Didn’t see a thread on the latest episode of South Park, so here it is…
overall, a pretty bland episode, but then again, I think wrestling (and 'rasslin) is stupid anyway, I was hoping for more overt slams/insults/ridicule, the only part of the ep that got a smile out of me was the callbacks and variations on the “they terk our jerbs!” gag from the “Goobacks” episode
mediocre episode, and Kenny didn’t even die in this one…
Kenny was the Mexican Wrestler that grabbed the rocket and blew up in a hail of fireworks. The Mexican fans then shouted “You killed Kenny (Mexican wrestler name I didn’t catch)!” in Spanish. Unfortunately it was the funniest part of the episode.
This was very disappointing after last weeks great episode. “Wrestling is fake and real wrestling looks faggy” might have been funny oh… fifteen years ago before it became common knowledge.
I liked it. I always thought the storylines in wrestling are overblown and I long for the good ol days of Bruno Sammartino and Killer Kowalski.
Did y’all notice the smaller headlines in the South Park newspaper, “Boy Lost in Balloon” and “Balloon Stunt’s A Hoax”? Matt and Trey can work in a topical story pretty fast, can’t they? And yes, I saw “About Last Night” and know they worked on that one the day of the broadcast. Here’s hoping they decide to do an episode based on the balloon event.
I liked it. I think the theme wasn’t that wrestling was fake, but that so many of the fans still don’t realize how staged it is (and enjoy watching the non-wrestling stuff more than the actual wrestling). The guys who sneer at soap operas but don’t realize that they are watching one.
Another recent culture reference was the abortion addict.
His mom did try to abort him in the 40th trimester.
I liked this ep better than most of you, I guess. I thought the chimes signalling the end of intermission were pretty funny, as was Vince McMahon as a theater buff. Also:
“That’s not wrestling, This is wrestling!”
(pause)
“Mister, you better take your gay porn and get on out of here.”
Not a great ep, but far from the worst. The only part I didn’t like was the whole “they terk er jerbs” which you all seem to like.

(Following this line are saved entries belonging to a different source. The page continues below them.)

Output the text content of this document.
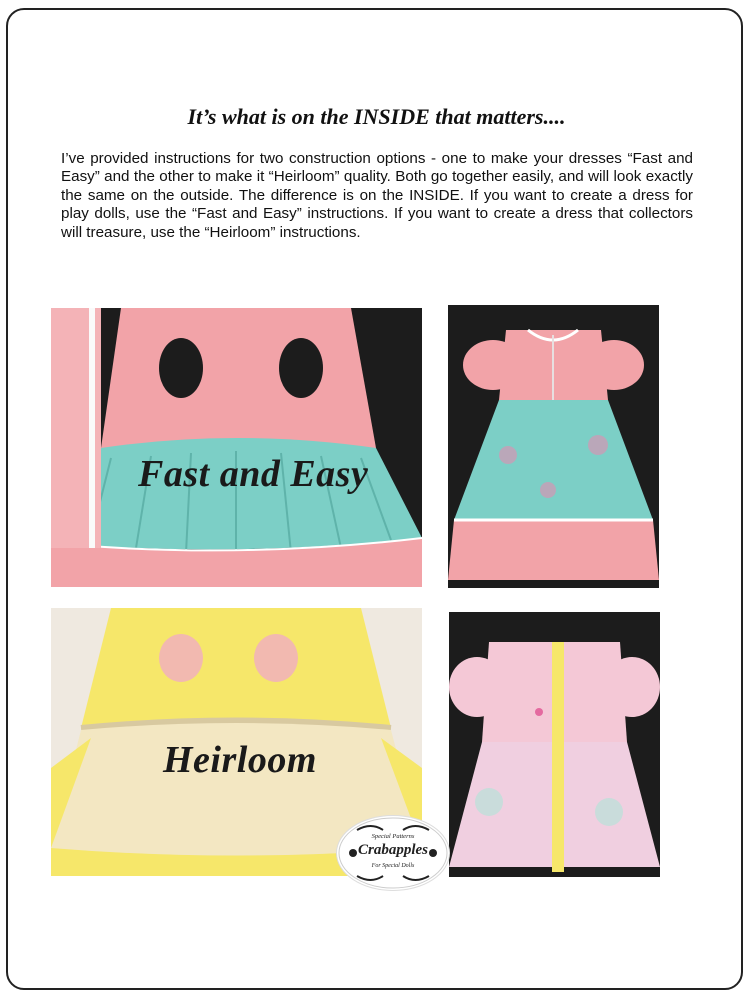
It’s what is on the INSIDE that matters....
I’ve provided instructions for two construction options - one to make your dresses “Fast and Easy” and the other to make it “Heirloom” quality. Both go together easily, and will look exactly the same on the outside. The difference is on the INSIDE. If you want to create a dress for play dolls, use the “Fast and Easy” instructions. If you want to create a dress that collectors will treasure, use the “Heirloom” instructions.
Fast and Easy
Heirloom
Special Patterns
Crabapples
For Special Dolls
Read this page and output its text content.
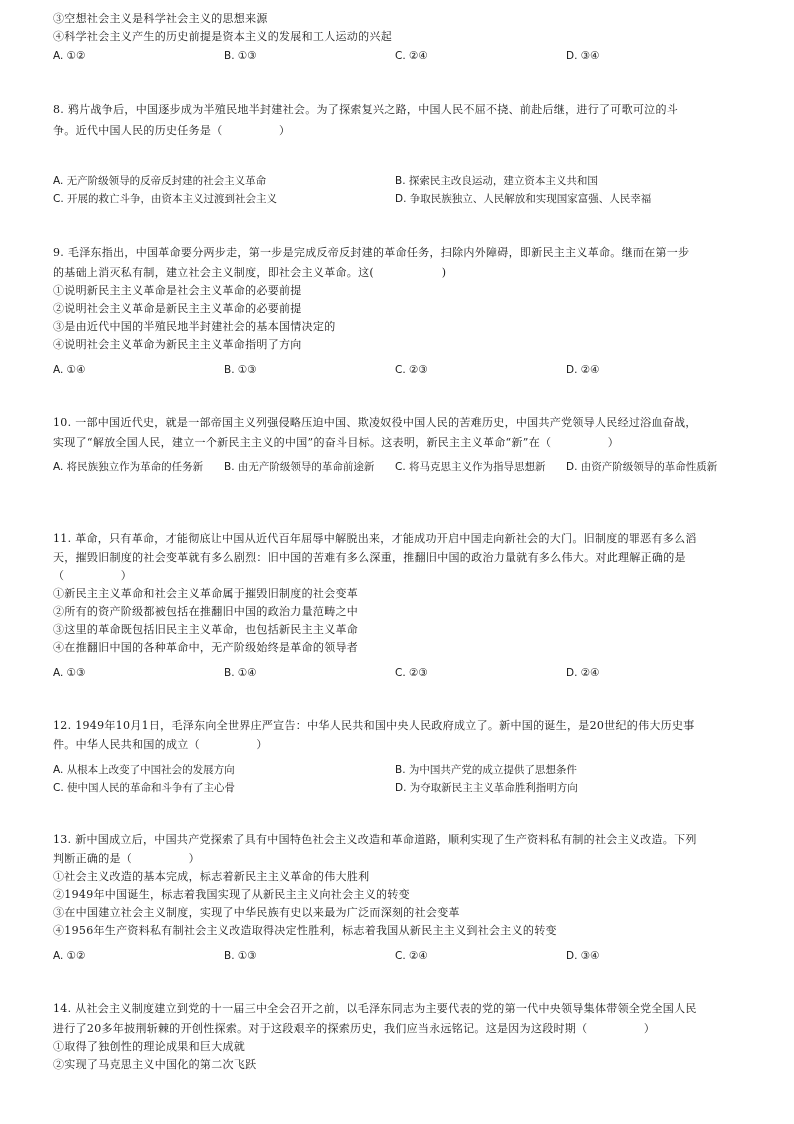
③空想社会主义是科学社会主义的思想来源
④科学社会主义产生的历史前提是资本主义的发展和工人运动的兴起
A. ①②	B. ①③	C. ②④	D. ③④
8. 鸦片战争后，中国逐步成为半殖民地半封建社会。为了探索复兴之路，中国人民不屈不挠、前赴后继，进行了可歌可泣的斗
争。近代中国人民的历史任务是（　　　　　）
A. 无产阶级领导的反帝反封建的社会主义革命	B. 探索民主改良运动，建立资本主义共和国
C. 开展的救亡斗争，由资本主义过渡到社会主义	D. 争取民族独立、人民解放和实现国家富强、人民幸福
9. 毛泽东指出，中国革命要分两步走，第一步是完成反帝反封建的革命任务，扫除内外障碍，即新民主主义革命。继而在第一步
的基础上消灭私有制，建立社会主义制度，即社会主义革命。这(　　　　　　)
①说明新民主主义革命是社会主义革命的必要前提
②说明社会主义革命是新民主主义革命的必要前提
③是由近代中国的半殖民地半封建社会的基本国情决定的
④说明社会主义革命为新民主主义革命指明了方向
A. ①④	B. ①③	C. ②③	D. ②④
10. 一部中国近代史，就是一部帝国主义列强侵略压迫中国、欺凌奴役中国人民的苦难历史，中国共产党领导人民经过浴血奋战，
实现了“解放全国人民，建立一个新民主主义的中国”的奋斗目标。这表明，新民主主义革命“新”在（　　　　　）
A. 将民族独立作为革命的任务新	B. 由无产阶级领导的革命前途新	C. 将马克思主义作为指导思想新	D. 由资产阶级领导的革命性质新
11. 革命，只有革命，才能彻底让中国从近代百年屈辱中解脱出来，才能成功开启中国走向新社会的大门。旧制度的罪恶有多么滔
天，摧毁旧制度的社会变革就有多么剧烈：旧中国的苦难有多么深重，推翻旧中国的政治力量就有多么伟大。对此理解正确的是
（　　　　　）
①新民主主义革命和社会主义革命属于摧毁旧制度的社会变革
②所有的资产阶级都被包括在推翻旧中国的政治力量范畴之中
③这里的革命既包括旧民主主义革命，也包括新民主主义革命
④在推翻旧中国的各种革命中，无产阶级始终是革命的领导者
A. ①③	B. ①④	C. ②③	D. ②④
12. 1949年10月1日，毛泽东向全世界庄严宣告：中华人民共和国中央人民政府成立了。新中国的诞生，是20世纪的伟大历史事
件。中华人民共和国的成立（　　　　　）
A. 从根本上改变了中国社会的发展方向	B. 为中国共产党的成立提供了思想条件
C. 使中国人民的革命和斗争有了主心骨	D. 为夺取新民主主义革命胜利指明方向
13. 新中国成立后，中国共产党探索了具有中国特色社会主义改造和革命道路，顺利实现了生产资料私有制的社会主义改造。下列
判断正确的是（　　　　　）
①社会主义改造的基本完成，标志着新民主主义革命的伟大胜利
②1949年中国诞生，标志着我国实现了从新民主主义向社会主义的转变
③在中国建立社会主义制度，实现了中华民族有史以来最为广泛而深刻的社会变革
④1956年生产资料私有制社会主义改造取得决定性胜利，标志着我国从新民主主义到社会主义的转变
A. ①②	B. ①③	C. ②④	D. ③④
14. 从社会主义制度建立到党的十一届三中全会召开之前，以毛泽东同志为主要代表的党的第一代中央领导集体带领全党全国人民
进行了20多年披荆斩棘的开创性探索。对于这段艰辛的探索历史，我们应当永远铭记。这是因为这段时期（　　　　　）
①取得了独创性的理论成果和巨大成就
②实现了马克思主义中国化的第二次飞跃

No, we pretty much all know just how staged it is. Go to any wrestling website (that isn’t run by an actual promotion) and no one thinks it’s any more real any more than someone on a scifi site thinks Heroes or Dollhouse is real. Hell, I’ve run into more people on the internet that think the Matrix is based on a true story than think the WWE is non-scripted.
Wrestling fans are more interested in discussing why the writer monkeys are saddling their favorite guy with bad storylines, or how they’ll take the title belt off the guy that just got suspended after he failed a drug test, or what guy’s getting an undeserved push because of who he’s friends with, or who’s banging which “Diva” in real life than in acting like it’s really people going out there and competitively fighting each other.
On reflection, the physical aspect of pro-wrestling is actually pretty boring. There are twenty or so basic moves that all the wrestlers know and no incentive to come up with anything new because they’re not actually trying to physically defeat each other. The soap-operatic storylines would the only thing holding my interest if I was into pro-wrestling.
OK, but after this they’ve got a lot to make up for. It’s not enough for the balloon-hoax episode to be meta-self-referential about the popular media, including South Park itself, feeding the modern American instant-fame-for-fame’s-sake obsession. It has to be meta-meta-self-referential, etc., and still not too labored to be funny. Ball’s in your court, Stone & Parker!
Suppose they were to come up with a new thing combining Ultimate Fighting (real-thing moves & pain) with Pro Wrestling (showmanship & storylines)? Would the fabric of reality disintegrate?
I don’t think that’s what they were going for at all. Rather, I think they were actually mocking the tendency of the soap-opera stuff to slowly grow over the increasingly-silly fights. Without anyone caring. The rest of it was just for fun, and to show off the less-than-brilliant denizens of South Park, CO.
Part of the appeal is seeing Heel’s get their comeuppance, and in an actual MMA match, you can’t guarantee that the guy wearing a suit on camera (which is almost always a heel) is going to win/lose/draw to further along a story line.
Plus, as you can see by the negative feedback Lesner got when he tried some theatrical posturing after his win, while there is some overlap, fans of MAA and fans of WWE are really in it for 2 different things.
Didn’t they suspend a wrestler for testing positive for steroids? If so, what was the thinking behind that? It’d be like suspending Sylvester Stallone from a Rambo movie; it just doesn’t make any sense. Steroids can’t give you a competitive advantage because there is no actual competition.